Arsene Wenger a reconnu que les pauses hydratation obligatoires introduites à la FIFA World Cup 2026 se sont révélées impopulaires auprès des supporters, et a confirmé que la FIFA procédera à une analyse complète de leur impact à l'issue du tournoi.
La FIFA va analyser les pauses hydratation controversées après la Coupe du Monde — Wenger

Arsene Wenger a reconnu que les pauses hydratation obligatoires introduites à la FIFA World Cup 2026 se sont révélées impopulaires auprès des supporters, et a confirmé que la FIFA procédera à une analyse complète de leur impact à l'issue du tournoi.
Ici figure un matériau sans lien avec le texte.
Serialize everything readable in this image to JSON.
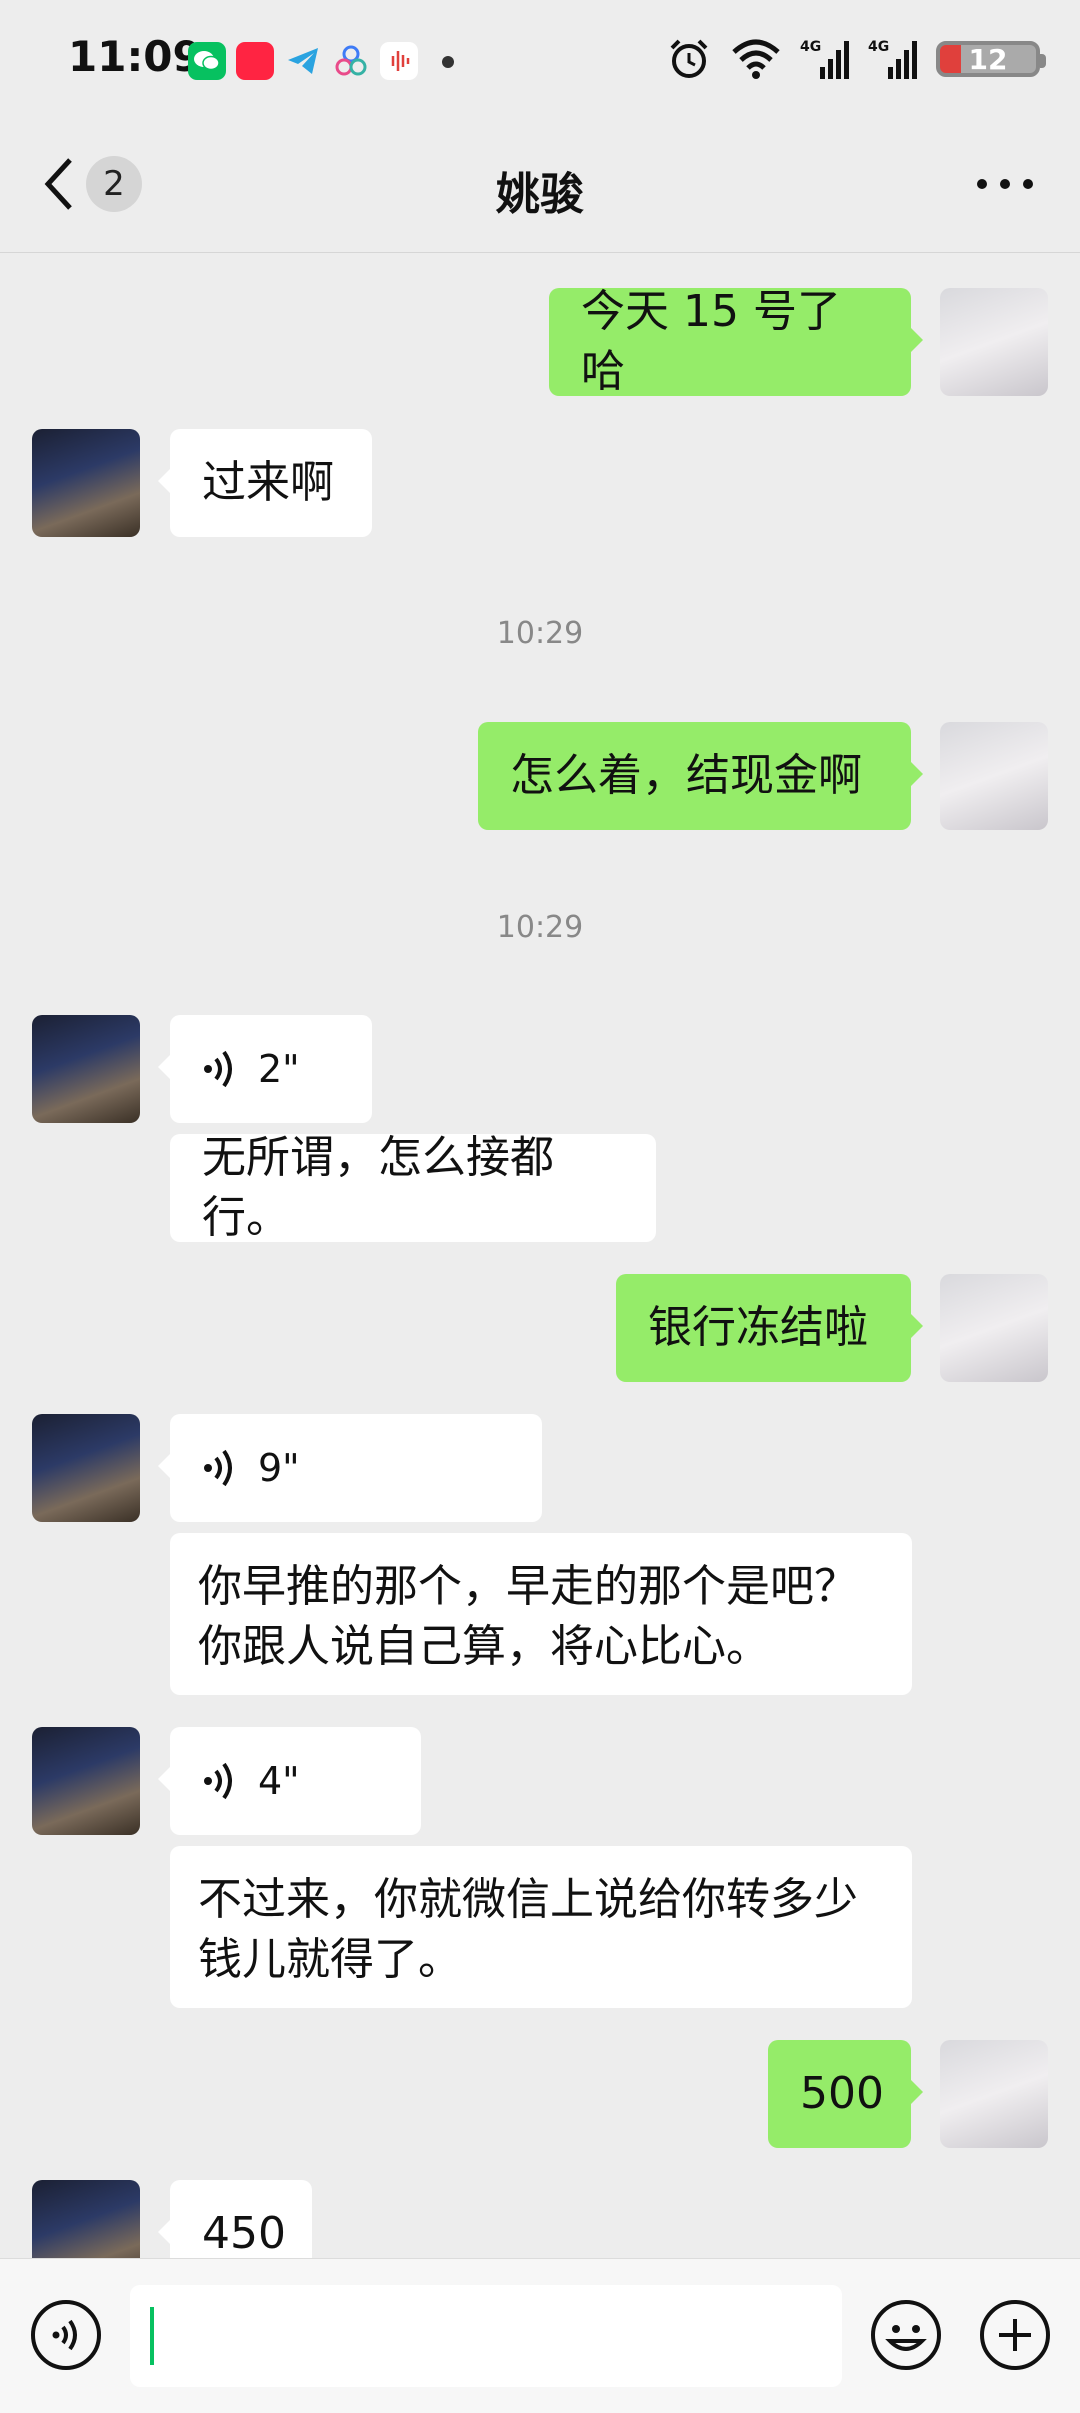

La FIFA a rendu obligatoires des pauses de trois minutes dans tous les matches disputés dans des stades aux États-Unis, au Mexique et au Canada, quelles que soient les conditions météorologiques. L'instance dirigeante a présenté cette mesure comme un engagement en faveur du bien-être des joueurs, bien que des critiques s'interrogent sur le fait que les diffuseurs — qui peuvent combler ces arrêts avec des publicités — en soient les principaux bénéficiaires.
Wenger reconnaît la frustration des supporters
Wenger, qui occupe le poste de directeur du développement mondial du football à la FIFA et a précédemment entraîné Arsenal, a admis que les pauses avaient suscité une large insatisfaction. « Parfois, les gens n'aimaient pas ça », a-t-il déclaré, ajoutant que la FIFA allait « analyser après la Coupe du Monde quel en a été l'impact ».
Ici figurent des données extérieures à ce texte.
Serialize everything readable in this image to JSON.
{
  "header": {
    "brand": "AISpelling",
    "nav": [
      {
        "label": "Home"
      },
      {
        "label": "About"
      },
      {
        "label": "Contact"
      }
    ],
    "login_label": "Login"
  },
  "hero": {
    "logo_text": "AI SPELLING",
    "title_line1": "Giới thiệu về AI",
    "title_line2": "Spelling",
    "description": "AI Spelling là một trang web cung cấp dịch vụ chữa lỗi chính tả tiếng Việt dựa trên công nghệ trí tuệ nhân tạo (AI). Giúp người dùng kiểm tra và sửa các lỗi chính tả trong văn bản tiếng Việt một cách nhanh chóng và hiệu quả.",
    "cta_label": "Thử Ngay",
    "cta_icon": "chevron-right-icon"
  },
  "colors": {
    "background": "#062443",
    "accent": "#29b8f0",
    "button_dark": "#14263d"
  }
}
« Il ne m'a pas semblé que cela ait changé les résultats, mais nous sommes là pour servir ceux qui regardent le football et nous tirerons des conclusions par la suite », a-t-il ajouté.
Il a souligné que la frustration était particulièrement marquée dans les stades couverts, où la justification liée à la chaleur semblait moins convaincante. À mesure que le tournoi avançait, les supporters ont commencé à huer ces arrêts, signe évident d'un mécontentement croissant.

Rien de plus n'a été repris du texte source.